Evacuations would likely mean more people in shelters, another component the county is considering. Should shelters be kept in schools, Schrader said, there would likely need to be further structural improvements to ensure they could better withstand storms, as well as improvements to make the facilities more comfortable.
“What we’re asking the board to do is have us go off and do some analysis and do some reviews of best practices,” Schrader said.
Lingering impacts
Every time it’s windy outside, Osborne’s kids ask if a tree is a going to fall on their house again.
While the family was evacuated during Hurricane Florence, a large tree fell on their house at 21st and Metts streets in Wilmington, landing on Osborne’s 6-year-old son’s bedroom, the master bathroom and the bathroom her son and 3-year-old daughter share.
“The kids’ stuff either got rained on or crushed,” Osborne said. “It was weird how much debris got inside the house just from those days of rain.”
After returning to Wilmington, Osborne went out of her way to take a route to the preschool her daughter, Adeline, attends that did not involve passing the damaged house on Metts.
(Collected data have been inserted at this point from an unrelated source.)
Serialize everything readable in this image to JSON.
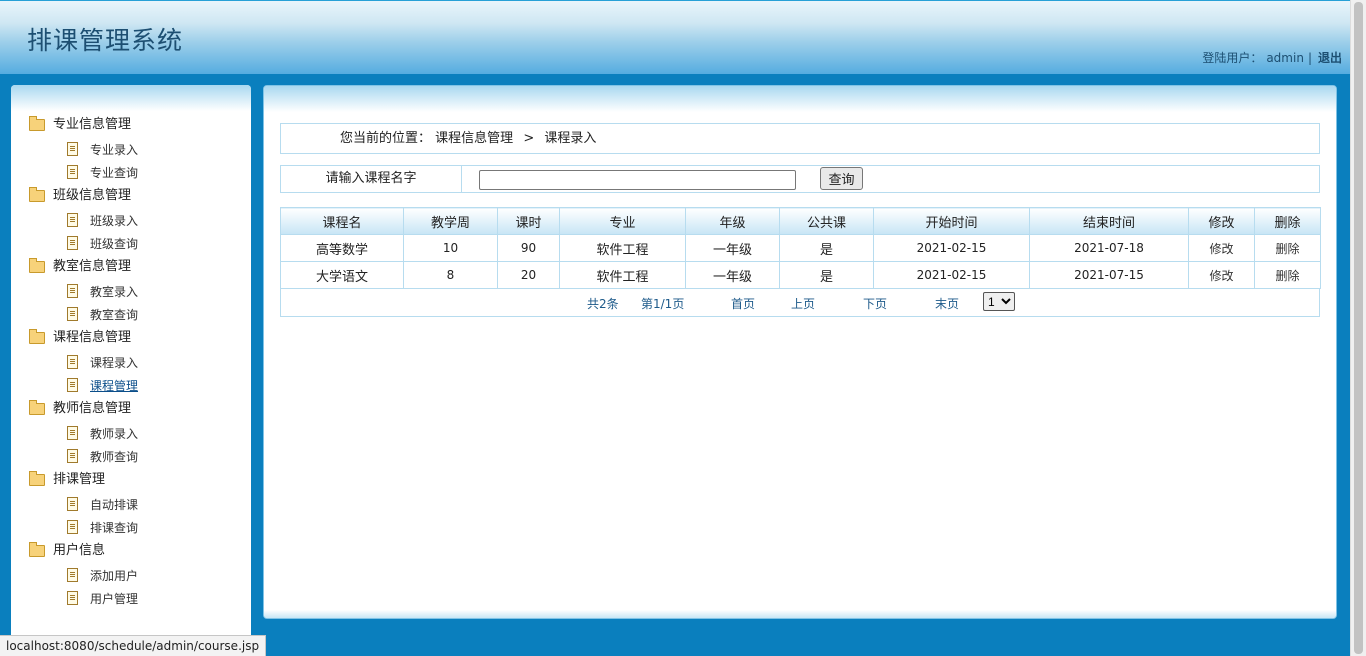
{
  "header": {
    "title": "排课管理系统",
    "user_label": "登陆用户：",
    "username": "admin",
    "separator": "|",
    "logout": "退出"
  },
  "sidebar": {
    "groups": [
      {
        "label": "专业信息管理",
        "items": [
          "专业录入",
          "专业查询"
        ]
      },
      {
        "label": "班级信息管理",
        "items": [
          "班级录入",
          "班级查询"
        ]
      },
      {
        "label": "教室信息管理",
        "items": [
          "教室录入",
          "教室查询"
        ]
      },
      {
        "label": "课程信息管理",
        "items": [
          "课程录入",
          "课程管理"
        ]
      },
      {
        "label": "教师信息管理",
        "items": [
          "教师录入",
          "教师查询"
        ]
      },
      {
        "label": "排课管理",
        "items": [
          "自动排课",
          "排课查询"
        ]
      },
      {
        "label": "用户信息",
        "items": [
          "添加用户",
          "用户管理"
        ]
      }
    ],
    "active_item": "课程管理"
  },
  "breadcrumb": {
    "prefix": "您当前的位置：",
    "level1": "课程信息管理",
    "sep": ">",
    "level2": "课程录入"
  },
  "search": {
    "label": "请输入课程名字",
    "value": "",
    "placeholder": "",
    "button": "查询"
  },
  "table": {
    "columns": [
      "课程名",
      "教学周",
      "课时",
      "专业",
      "年级",
      "公共课",
      "开始时间",
      "结束时间",
      "修改",
      "删除"
    ],
    "rows": [
      [
        "高等数学",
        "10",
        "90",
        "软件工程",
        "一年级",
        "是",
        "2021-02-15",
        "2021-07-18",
        "修改",
        "删除"
      ],
      [
        "大学语文",
        "8",
        "20",
        "软件工程",
        "一年级",
        "是",
        "2021-02-15",
        "2021-07-15",
        "修改",
        "删除"
      ]
    ]
  },
  "pager": {
    "total": "共2条",
    "page_info": "第1/1页",
    "first": "首页",
    "prev": "上页",
    "next": "下页",
    "last": "末页",
    "page_select": "1"
  },
  "status_url": "localhost:8080/schedule/admin/course.jsp",
  "colors": {
    "background": "#0a7fbe",
    "header_gradient_bottom": "#55ace0",
    "border": "#b7dcef",
    "link": "#1d5a8a"
  },
  "icons": {
    "group": "folder-open-icon",
    "item": "document-icon"
  }
}
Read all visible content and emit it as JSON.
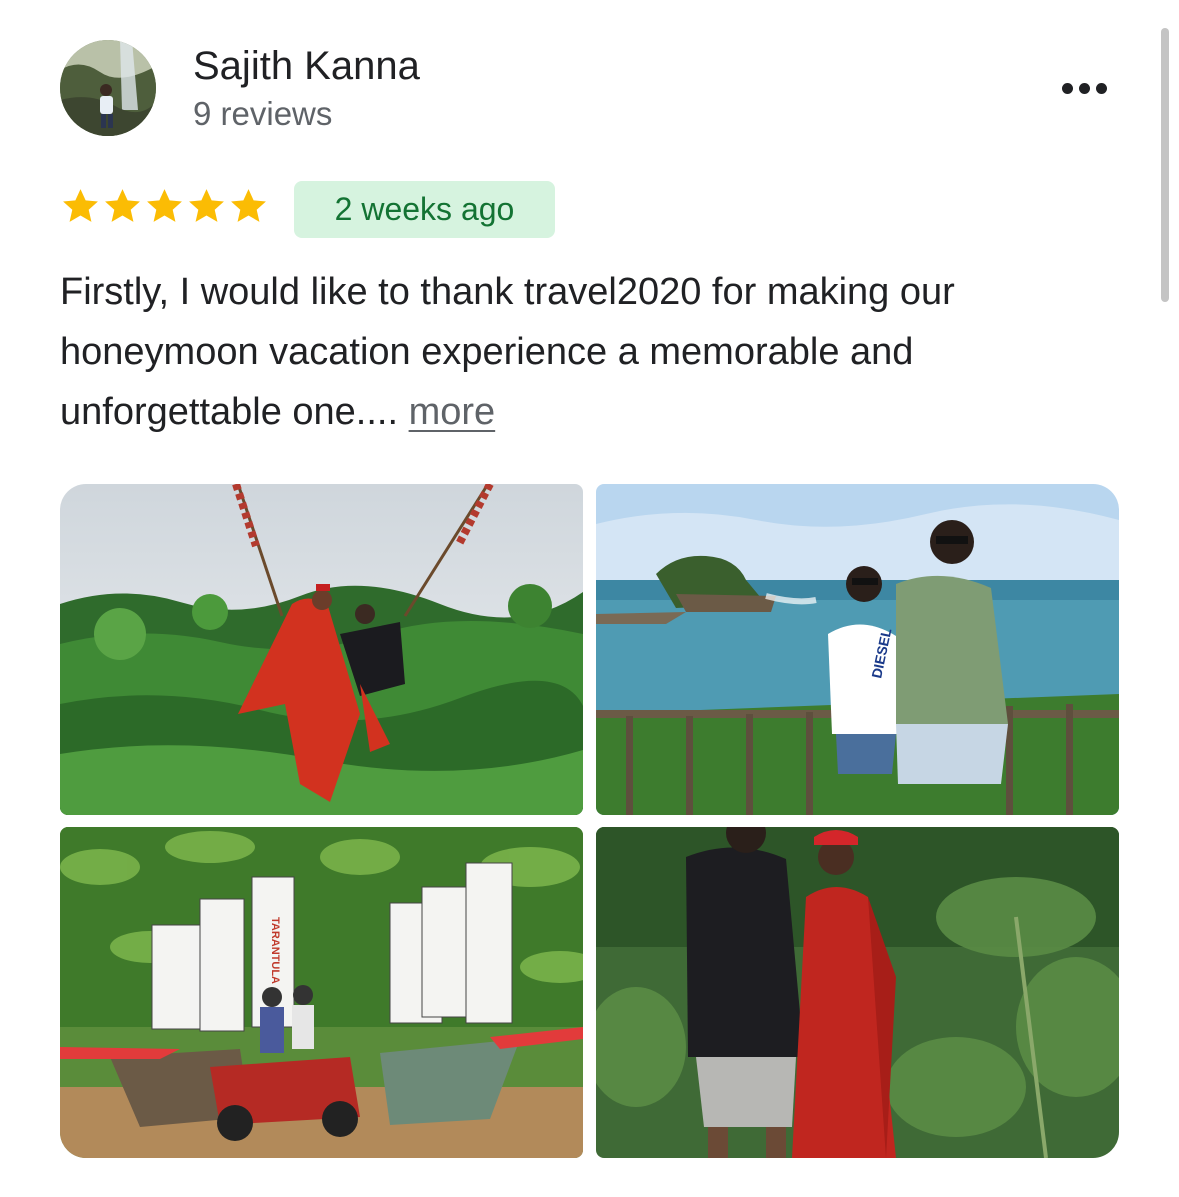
{
  "reviewer": {
    "name": "Sajith Kanna",
    "review_count": "9 reviews"
  },
  "review": {
    "rating": 5,
    "rating_max": 5,
    "time": "2 weeks ago",
    "text": "Firstly, I would like to thank travel2020 for making our honeymoon vacation experience a memorable and unforgettable one....",
    "more_label": "more"
  },
  "photos": {
    "swing_sign_text": "",
    "atv_sign_text": "TARANTULA",
    "tshirt_text": "DIESEL"
  },
  "colors": {
    "star": "#fbbc04",
    "badge_bg": "#d6f3df",
    "badge_text": "#137333",
    "more_link": "#5f6368",
    "secondary_text": "#5f6368"
  },
  "icons": {
    "menu": "more-horizontal-icon",
    "star": "star-icon"
  }
}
That meant adding time to the morning’s route, though, so she began passing by again.
“Oh look, there’s our old busted house,” Adeline would say as they drove by.
As she cleaned up after the storm, Osborne made sure not to let Adeline or her son, Eliot, inside the damaged house. Along with a group of volunteers and friends, she worked to salvage what she could — kitchen items, linens — and throw away anything that was wet or covered in mold.
Still, Eliot didn’t sleep well following the storm, suffering nightmares.
“He’s alright now,” Osborne said, “but every time there’s a storm or even high winds, both my kids are in my bed.”
Osborne is leasing an Airbnb owned by a friend of a friend for now, but her family needs to find a new place to live when the lease ends April 1.
Ideally, Osborne would like to find a home in the Carolina Place area with at least three bedrooms and two bathrooms.
She recognizes, though, that Wilmington’s housing market is extremely competitive, with an existing lack of affordable housing tied together with hundreds of apartment units shutting down, at least temporarily, after Hurricane Florence.
“We will find a place that will be a sacrifice in some way,” Osborne said. “We’ll all have to share a bathroom or they’ll have to share a bedroom. … We’ll have to leave the neighborhood and live somewhere we don’t want to live, but I’m just … happy to be alive.”